Modeling the SARS outbreak with logistic growth provided a realistic prediction about the eventual number of total cases, showcasing how mathematical models can aid in understanding epidemics.
Exponential vs Logistic Models
Exponential and logistic models are both used to describe growth, but they apply to different scenarios. For unrestricted growth, like bacteria in a petri dish with unlimited nutrients, the exponential model fits well. However, it does imply continuous, infinite growth.

The general form of an exponential model is \( P(t) = P_0e^{rt} \), with \( P_0 \) being the initial value and \( r \) the growth rate. This is not suitable for human scenarios like the SARS outbreak since populations face constraints.

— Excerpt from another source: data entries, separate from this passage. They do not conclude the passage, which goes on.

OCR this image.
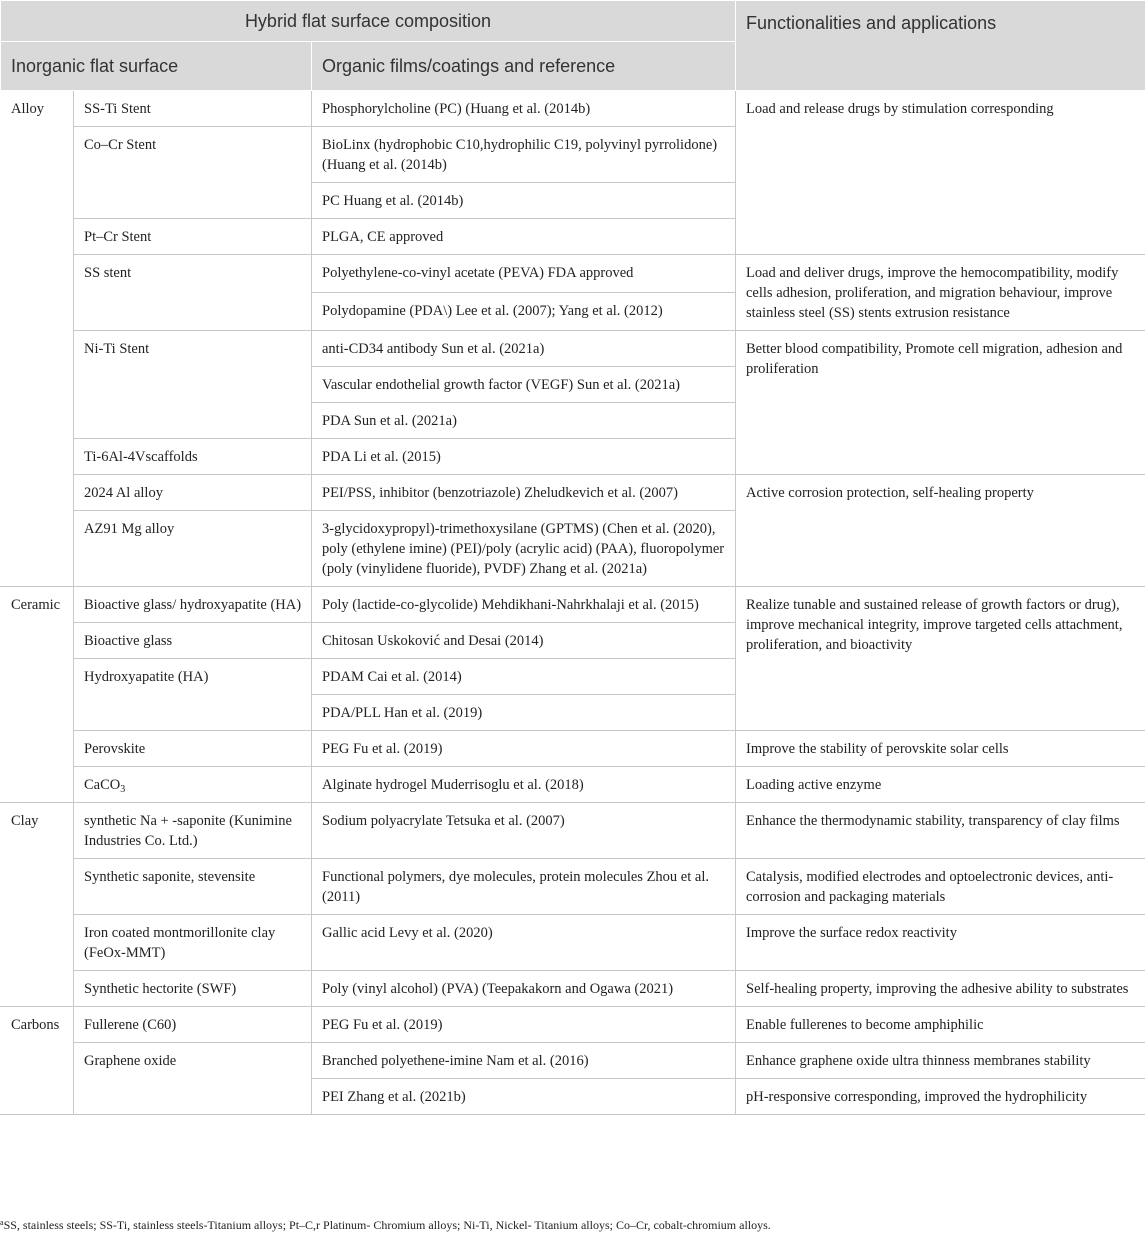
Hybrid flat surface composition			Functionalities and applications
Inorganic flat surface		Organic films/coatings and reference	
Alloy	SS-Ti Stent	Phosphorylcholine (PC) (Huang et al. (2014b)	Load and release drugs by stimulation corresponding
	Co–Cr Stent	BioLinx (hydrophobic C10,hydrophilic C19, polyvinyl pyrrolidone) (Huang et al. (2014b)	
		PC Huang et al. (2014b)	
	Pt–Cr Stent	PLGA, CE approved	
	SS stent	Polyethylene-co-vinyl acetate (PEVA) FDA approved	Load and deliver drugs, improve the hemocompatibility, modify cells adhesion, proliferation, and migration behaviour, improve stainless steel (SS) stents extrusion resistance
		Polydopamine (PDA\) Lee et al. (2007); Yang et al. (2012)	
	Ni-Ti Stent	anti-CD34 antibody Sun et al. (2021a)	Better blood compatibility, Promote cell migration, adhesion and proliferation
		Vascular endothelial growth factor (VEGF) Sun et al. (2021a)	
		PDA Sun et al. (2021a)	
	Ti-6Al-4Vscaffolds	PDA Li et al. (2015)	
	2024 Al alloy	PEI/PSS, inhibitor (benzotriazole) Zheludkevich et al. (2007)	Active corrosion protection, self-healing property
	AZ91 Mg alloy	3-glycidoxypropyl)-trimethoxysilane (GPTMS) (Chen et al. (2020), poly (ethylene imine) (PEI)/poly (acrylic acid) (PAA), fluoropolymer (poly (vinylidene fluoride), PVDF) Zhang et al. (2021a)	

Ceramic	Bioactive glass/ hydroxyapatite (HA)	Poly (lactide-co-glycolide) Mehdikhani-Nahrkhalaji et al. (2015)	Realize tunable and sustained release of growth factors or drug), improve mechanical integrity, improve targeted cells attachment, proliferation, and bioactivity
	Bioactive glass	Chitosan Uskoković and Desai (2014)	
	Hydroxyapatite (HA)	PDAM Cai et al. (2014)	
		PDA/PLL Han et al. (2019)	
	Perovskite	PEG Fu et al. (2019)	Improve the stability of perovskite solar cells
	CaCO$_3$	Alginate hydrogel Muderrisoglu et al. (2018)	Loading active enzyme
Clay	synthetic Na + -saponite (Kunimine Industries Co. Ltd.)	Sodium polyacrylate Tetsuka et al. (2007)	Enhance the thermodynamic stability, transparency of clay films
	Synthetic saponite, stevensite	Functional polymers, dye molecules, protein molecules Zhou et al. (2011)	Catalysis, modified electrodes and optoelectronic devices, anti-corrosion and packaging materials
	Iron coated montmorillonite clay (FeOx-MMT)	Gallic acid Levy et al. (2020)	Improve the surface redox reactivity
	Synthetic hectorite (SWF)	Poly (vinyl alcohol) (PVA) (Teepakakorn and Ogawa (2021)	Self-healing property, improving the adhesive ability to substrates
Carbons	Fullerene (C60)	PEG Fu et al. (2019)	Enable fullerenes to become amphiphilic
	Graphene oxide	Branched polyethene-imine Nam et al. (2016)	Enhance graphene oxide ultra thinness membranes stability
		PEI Zhang et al. (2021b)	pH-responsive corresponding, improved the hydrophilicity
$^a$SS, stainless steels; SS-Ti, stainless steels-Titanium alloys; Pt–C,r Platinum- Chromium alloys; Ni-Ti, Nickel- Titanium alloys; Co–Cr, cobalt-chromium alloys.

The logistic model, \( P(t) = \frac{L}{1 + ae^{-bt}} \), contrasts by involving a carrying capacity, \( L \). This means it predicts reaching a maximum possible number, which matches real-life growth patterns where resources or conditions limit expansion.
  • Exponential models are ideal for theoretical growth situations without limits.
  • Logistic models are more applicable to real-world scenarios with natural saturation points.
Therefore, recognizing whether to use an exponential or logistic model is essential for accurate forecasting and understanding of any population's growth dynamics.